Da Elke Kahr im Stadtrat zuletzt für das Verkehrsressort in Graz zuständig war, hieß es in einem von der KPÖ veröffentlichten Material unter der Überschrift "Für eine mobile Stadt" aber auch: "Vorrang für den öffentlichen Verkehr, für RadfahrerInnen und Fußgänger! Verkehrsstadträtin Elke Kahr hat auf diesem Weg viel erreicht. Es ist gelungen, das Radwegnetz zu erweitern. Es gibt mehr Buslinien, neue Straßenbahnlinien, Graz hat mehr Fußgänger- und Begegnungszonen und neue Wohnstraßen wurden geschaffen. In der aktuellen Diskussion sagen wir klar. Straßenbahn und S-Bahn haben Vorrang vor einer U‑Bahn."

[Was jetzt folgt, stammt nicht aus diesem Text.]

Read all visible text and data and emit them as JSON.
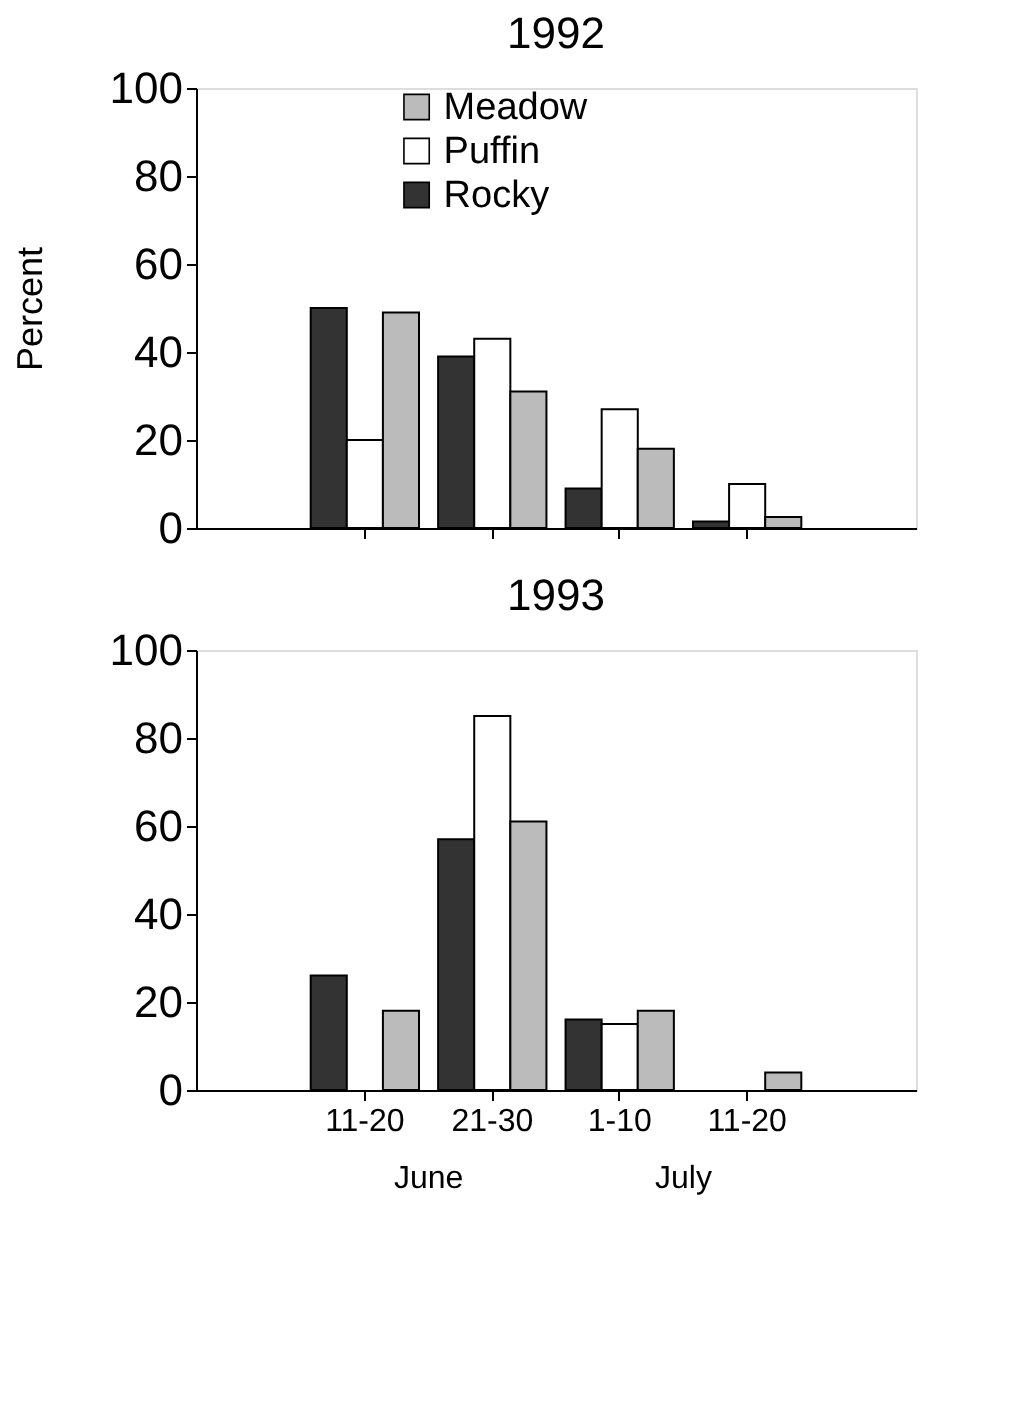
{
  "chart_data": [
    {
      "type": "bar",
      "title": "1992",
      "ylabel": "Percent",
      "categories": [
        null,
        null,
        null,
        null
      ],
      "ylim": [
        0,
        100
      ],
      "yticks": [
        0,
        20,
        40,
        60,
        80,
        100
      ],
      "grid": false,
      "legend": "top left",
      "tick_labels": "y",
      "series": [
        {
          "name": "Rocky",
          "color": "#333333",
          "values": [
            50,
            39,
            9,
            1.5
          ]
        },
        {
          "name": "Puffin",
          "color": "#ffffff",
          "values": [
            20,
            43,
            27,
            10
          ]
        },
        {
          "name": "Meadow",
          "color": "#bbbbbb",
          "values": [
            49,
            31,
            18,
            2.5
          ]
        }
      ]
    },
    {
      "type": "bar",
      "title": "1993",
      "categories": [
        "11-20",
        "21-30",
        "1-10",
        "11-20"
      ],
      "ylim": [
        0,
        100
      ],
      "yticks": [
        0,
        20,
        40,
        60,
        80,
        100
      ],
      "grid": false,
      "legend": false,
      "annotations": [
        "June",
        "July"
      ],
      "series": [
        {
          "name": "Rocky",
          "color": "#333333",
          "values": [
            26,
            57,
            16,
            0
          ]
        },
        {
          "name": "Puffin",
          "color": "#ffffff",
          "values": [
            0,
            85,
            15,
            0
          ]
        },
        {
          "name": "Meadow",
          "color": "#bbbbbb",
          "values": [
            18,
            61,
            18,
            4
          ]
        }
      ]
    }
  ]
}
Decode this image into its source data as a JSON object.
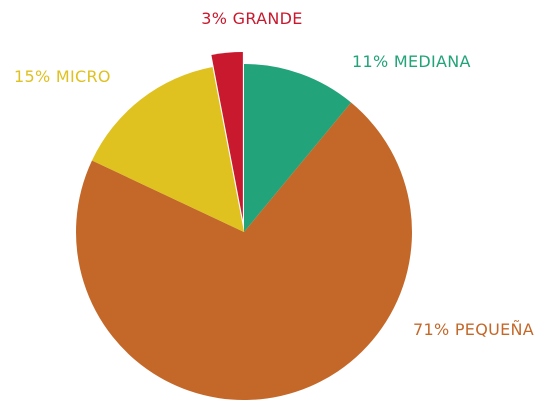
{
  "chart_data": {
    "type": "pie",
    "categories": [
      "MEDIANA",
      "PEQUEÑA",
      "MICRO",
      "GRANDE"
    ],
    "values": [
      11,
      71,
      15,
      3
    ],
    "value_labels": [
      "11%",
      "71%",
      "15%",
      "3%"
    ],
    "colors": [
      "#22a37a",
      "#c4682a",
      "#dfc120",
      "#c8192e"
    ]
  }
}
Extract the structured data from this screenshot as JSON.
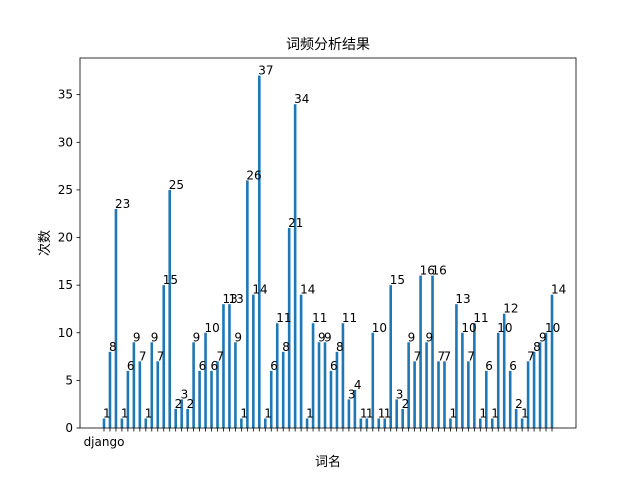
{
  "chart_data": {
    "type": "bar",
    "title": "词频分析结果",
    "xlabel": "词名",
    "ylabel": "次数",
    "ylim": [
      0,
      38.85
    ],
    "yticks": [
      0,
      5,
      10,
      15,
      20,
      25,
      30,
      35
    ],
    "first_category_label": "django",
    "bar_color": "#1f77b4",
    "grid": false,
    "values": [
      1,
      8,
      23,
      1,
      6,
      9,
      7,
      1,
      9,
      7,
      15,
      25,
      2,
      3,
      2,
      9,
      6,
      10,
      6,
      7,
      13,
      13,
      9,
      1,
      26,
      14,
      37,
      1,
      6,
      11,
      8,
      21,
      34,
      14,
      1,
      11,
      9,
      9,
      6,
      8,
      11,
      3,
      4,
      1,
      1,
      10,
      1,
      1,
      15,
      3,
      2,
      9,
      7,
      16,
      9,
      16,
      7,
      7,
      1,
      13,
      10,
      7,
      11,
      1,
      6,
      1,
      10,
      12,
      6,
      2,
      1,
      7,
      8,
      9,
      10,
      14
    ]
  }
}
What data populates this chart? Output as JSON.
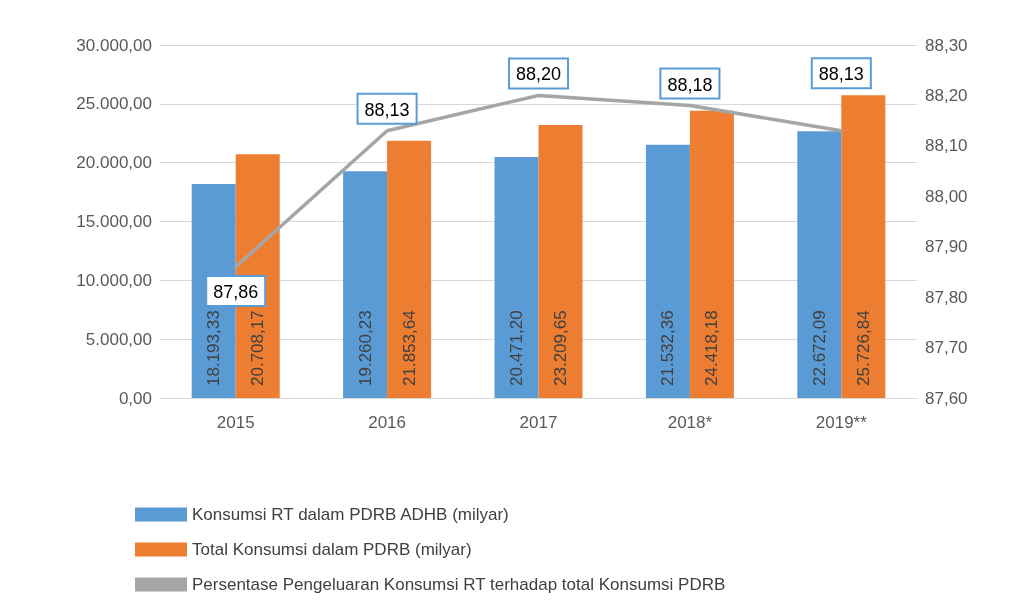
{
  "chart_data": {
    "type": "bar",
    "categories": [
      "2015",
      "2016",
      "2017",
      "2018*",
      "2019**"
    ],
    "series": [
      {
        "name": "Konsumsi RT dalam PDRB ADHB (milyar)",
        "color": "#5b9bd5",
        "values": [
          18193.33,
          19260.23,
          20471.2,
          21532.36,
          22672.09
        ],
        "value_labels": [
          "18.193,33",
          "19.260,23",
          "20.471,20",
          "21.532,36",
          "22.672,09"
        ]
      },
      {
        "name": "Total Konsumsi dalam PDRB (milyar)",
        "color": "#ed7d31",
        "values": [
          20708.17,
          21853.64,
          23209.65,
          24418.18,
          25726.84
        ],
        "value_labels": [
          "20.708,17",
          "21.853,64",
          "23.209,65",
          "24.418,18",
          "25.726,84"
        ]
      },
      {
        "name": "Persentase Pengeluaran Konsumsi RT terhadap total Konsumsi PDRB",
        "type": "line",
        "axis": "y2",
        "color": "#a5a5a5",
        "values": [
          87.86,
          88.13,
          88.2,
          88.18,
          88.13
        ],
        "value_labels": [
          "87,86",
          "88,13",
          "88,20",
          "88,18",
          "88,13"
        ]
      }
    ],
    "ylim": [
      0,
      30000
    ],
    "yticks": [
      {
        "value": 0,
        "label": "0,00"
      },
      {
        "value": 5000,
        "label": "5.000,00"
      },
      {
        "value": 10000,
        "label": "10.000,00"
      },
      {
        "value": 15000,
        "label": "15.000,00"
      },
      {
        "value": 20000,
        "label": "20.000,00"
      },
      {
        "value": 25000,
        "label": "25.000,00"
      },
      {
        "value": 30000,
        "label": "30.000,00"
      }
    ],
    "y2lim": [
      87.6,
      88.3
    ],
    "y2ticks": [
      {
        "value": 87.6,
        "label": "87,60"
      },
      {
        "value": 87.7,
        "label": "87,70"
      },
      {
        "value": 87.8,
        "label": "87,80"
      },
      {
        "value": 87.9,
        "label": "87,90"
      },
      {
        "value": 88.0,
        "label": "88,00"
      },
      {
        "value": 88.1,
        "label": "88,10"
      },
      {
        "value": 88.2,
        "label": "88,20"
      },
      {
        "value": 88.3,
        "label": "88,30"
      }
    ],
    "grid": "y",
    "legend": "bottom",
    "marker": "none",
    "line_style": "solid"
  }
}
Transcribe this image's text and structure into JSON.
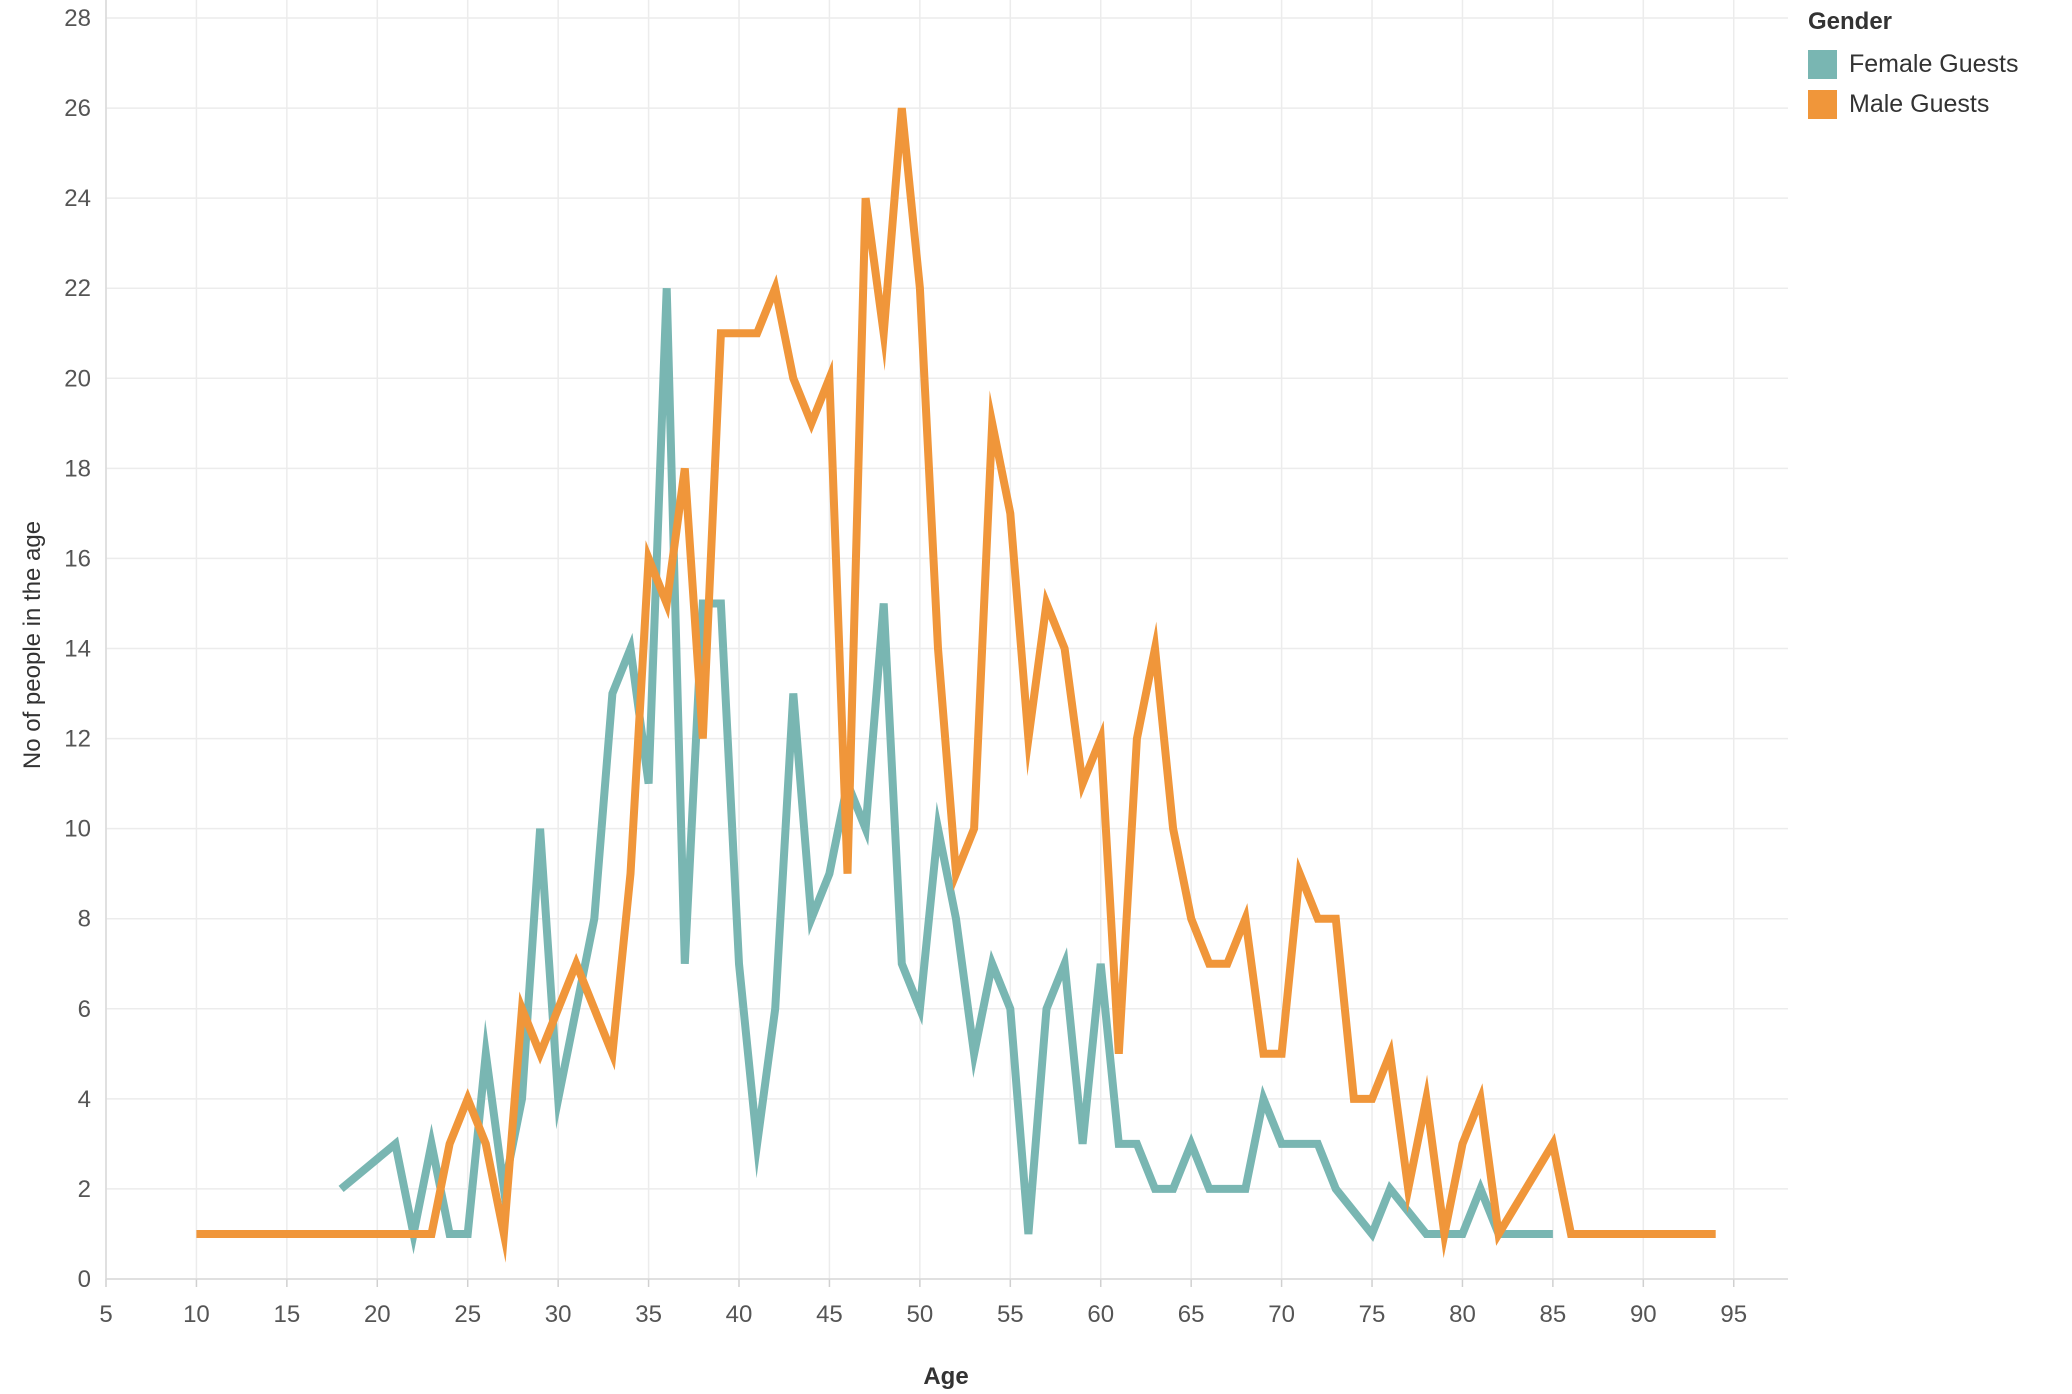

Das Grazer Wahlergebnis für die KPÖ kann offenbar als ein Beleg dafür angesehen werden, dass eine bürgernahe, den Menschen zugewandte, offene, sozial und ökologisch engagierte und auch durch das persönliche Verhalten glaubwürdige Politik durchaus in der Lage sein kann, durch etablierte Kreise geschürte antikommunistische Vorurteile und Sperren in den Hintergrund zu drängen und zu überwinden. In diesem Sinn lässt sich das Grazer Wahlergebnis als ein ermutigendes Signal weit über den lokalen Grazer Rahmen hinaus zur Kenntnis nehmen.